The Critique posits there is a risk to a financial service provider, such as SunAmerica, that the independent financial expert it hires could furnish imprudent algorithms. Prudence under ERISA is largely determined by the process which is utilized. Independent financial experts are chosen by financial service providers who, in this connection, can and do review the basis for the financial experts' asset allocation on an initial and ongoing basis. The relative prudence of this process, compared with that suggested in the Critique of a financial service provider with a conflict of interest formulating the basis for asset allocation, should be obvious.


As posited in the Article, I believe that the approach enunciated in the SunAmerica opinion letter is currently the best, least risky from the plan sponsor's perspective for the hardest to reach participants i.e., those that want to minimize their involvement. To the extent such persons exist in virtually every plan, then the SunAmerica approach is a "one size fits all" approach for all plans not necessarily for all individuals in such plans, but for individuals in plans that want unbiased professionals to make asset allocation decisions for them. Announcements by Fidelity, Merrill Lynch and Wachovia, among others, that they will provide managed account asset allocation services in accordance with the SunAmerica model underscore the attractiveness and significance of this model. [3]
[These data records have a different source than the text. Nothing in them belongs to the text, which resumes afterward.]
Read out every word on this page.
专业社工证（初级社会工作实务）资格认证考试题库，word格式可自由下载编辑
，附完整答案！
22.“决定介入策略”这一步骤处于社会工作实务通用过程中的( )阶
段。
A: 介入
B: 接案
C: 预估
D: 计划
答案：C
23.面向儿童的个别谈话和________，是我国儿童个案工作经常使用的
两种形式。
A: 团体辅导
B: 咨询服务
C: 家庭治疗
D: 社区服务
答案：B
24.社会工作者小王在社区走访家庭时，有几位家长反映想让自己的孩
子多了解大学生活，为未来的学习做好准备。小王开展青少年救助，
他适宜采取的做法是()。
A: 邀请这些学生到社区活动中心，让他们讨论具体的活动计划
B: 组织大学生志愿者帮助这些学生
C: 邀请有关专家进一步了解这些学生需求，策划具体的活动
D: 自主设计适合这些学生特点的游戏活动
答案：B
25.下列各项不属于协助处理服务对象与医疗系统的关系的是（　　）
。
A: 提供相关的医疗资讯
[1] Although it is not necessary to the conclusion that it is unclear whether relief for investment advice relating to asset allocation is provided by PTE 77-4, I note that by its terms, PTE 77-4 does not address investment advice under ERISA, but addresses investment advisors under the Investment Company Act of 1940.

[2] Also, even if one takes the position that class exemptions are to be read as statutes, then later issued class exemptions or Departmental interpretations of such exemptions cannot be taken into account in interpreting previously issued class exemptions under the well-established principle that the intent of later Congress' cannot be used to interpret laws earlier enacted.

[3] The author does not represent any of these institutions or any financial institution currently considering implementing a managed account program.